– Они порядком перепугались, господин полковник, – говорит Кунья Матос. – Представьте, Независимая партия устраивает нам торжественную встречу в Салвадоре и открывает сбор пожертвований для защиты Республики. Это ясно доказывает, что они поджали хвост.
– А как вам нравится триумфальная арка на станции Калсадас и эти плакаты, где нас называют спасителями? – вспоминает Тамариндо. – Еще несколько дней назад они были готовы костьми лечь, но не допустить вмешательства федеральных войск, а теперь бросают нам под ноги цветы, и барон де Каньябрава известил, что отправляется на свою фазенду в Калумби, чтобы все там подготовить к нашему приходу.
Он хохочет, но Морейра Сезар не разделяет его веселья.
– Это свидетельствует лишь о том, что барон умнее своих единомышленников, – говорит он. – Избежать вмешательства Рио ему не удалось – значит, надо сделать ставку на патриотизм, чтобы республиканцы не обошли, значит, надо на время притвориться, выждать и опять ударить из-за угла. У барона хорошая школа, господа, – английская школа.
Деревня Пау-Секо пуста: ни людей, ни скотины, ни птицы. Двое солдат, стоящих у дерева с обрубленными ветвями, над которым развевается флаг, поднятый передовым охранением, отдают полковнику честь. Морейра Сезар натягивает поводья, оглядывает глинобитные домики с вывороченными или настежь распахнутыми дверями. Из одной такой лачуги выходит босая беззубая женщина в драном платье – сквозь бесчисленные прорехи проглядывает темное тощее тело. За подол держатся двое рахитичных детей – один совсем голый— с водянистыми глазами, со вздутыми животами. Они боязливо косятся на солдат. Морейра Сезар пристально глядит на них – на живое воплощение беды. Лицо его кривится от тоски, от гнева, от стыда. Не спуская глаз с нищих, он бросает одному из своих ординарцев:
– Накормить, – а потом поворачивается к штабным – Видите, до чего доведен народ в нашей стране?
Голос его подрагивает, глаза мечут молнии. Он выхватывает из ножен саблю и подносит ее к губам, точно собираясь поцеловать клинок. Вытянув шеи, смотрят корреспонденты, как командир 7-го полка, прежде чем двинуть войско дальше, отдает трем оборванцам салют, который по уставу полагается отдавать знамени на парадах и самым высокопоставленным лицам.
С того самого дня, как циркачи нашли его рядом с печальной женщиной и трупом уже расклеванного стервятниками мула, он вдруг начинал произносить непонятные слова – то бурно, громко, взахлеб, то жалобно, приглушенно, словно по секрету. По ночам они пугали Дурачка – он просыпался и дрожал от страха.

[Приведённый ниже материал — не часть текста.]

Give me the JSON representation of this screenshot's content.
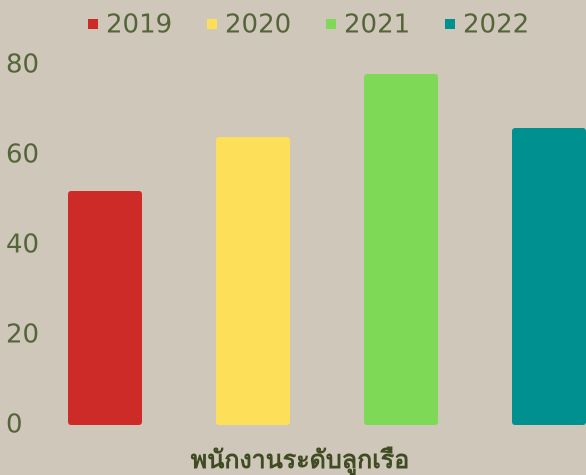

Бородатая женщина, осмотрев рыжего, сказала Журеме: «У него горячка, он бредит, в точности как Дадива перед смертью. К завтрему умрет». Но он не умер, хотя иногда глаза его закатывались, а из груди рвался хрип, похожий на предсмертный: он то застывал в неподвижности, то корчился и метался, лицо его кривилось, губы шевелились, он бормотал какие-то слова, которые оставались для циркачей только бессмысленными звуками. Изредка он открывал глаза и с изумлением смотрел на склоняющихся над ним людей. Карлик утверждал, что рыжий говорит по-цыгански, а Бородатой казалось, что это церковная латынь.
Журема попросила взять их с собой, и Бородатая согласилась, проявив то ли сострадание, то ли обычное безразличие. Вчетвером они подняли его, положили в телегу, где стояла клетка с коброй, и снова пустились в путь. Эта встреча принесла им удачу: в тот же вечер на ферме в окрестностях Керера бродячих артистов накормили. Старушка хозяйка окурила Галля дымом целебных трав, обложила припарками, перевязала, дала ему выпить какого-то отвара и сказала, что он поправится. Вечером устроили представление: Бородатая развлекала зрителей своими фокусами с коброй, кривлялся и гримасничал Дурачок, рассказывал истории о рыцарях Карлик. Потом снова впрягли мула, а чужеземцу и вправду стало легче, и он смог проглотить несколько кусочков. Бородатая спросила Журему, жена ли она ему. Нет, не жена, ответила та, он обесчестил ее, когда мужа не было, и ей ничего не оставалось, как уйти с ним. «То-то ты такая грустная», – сочувственно сказал Карлик.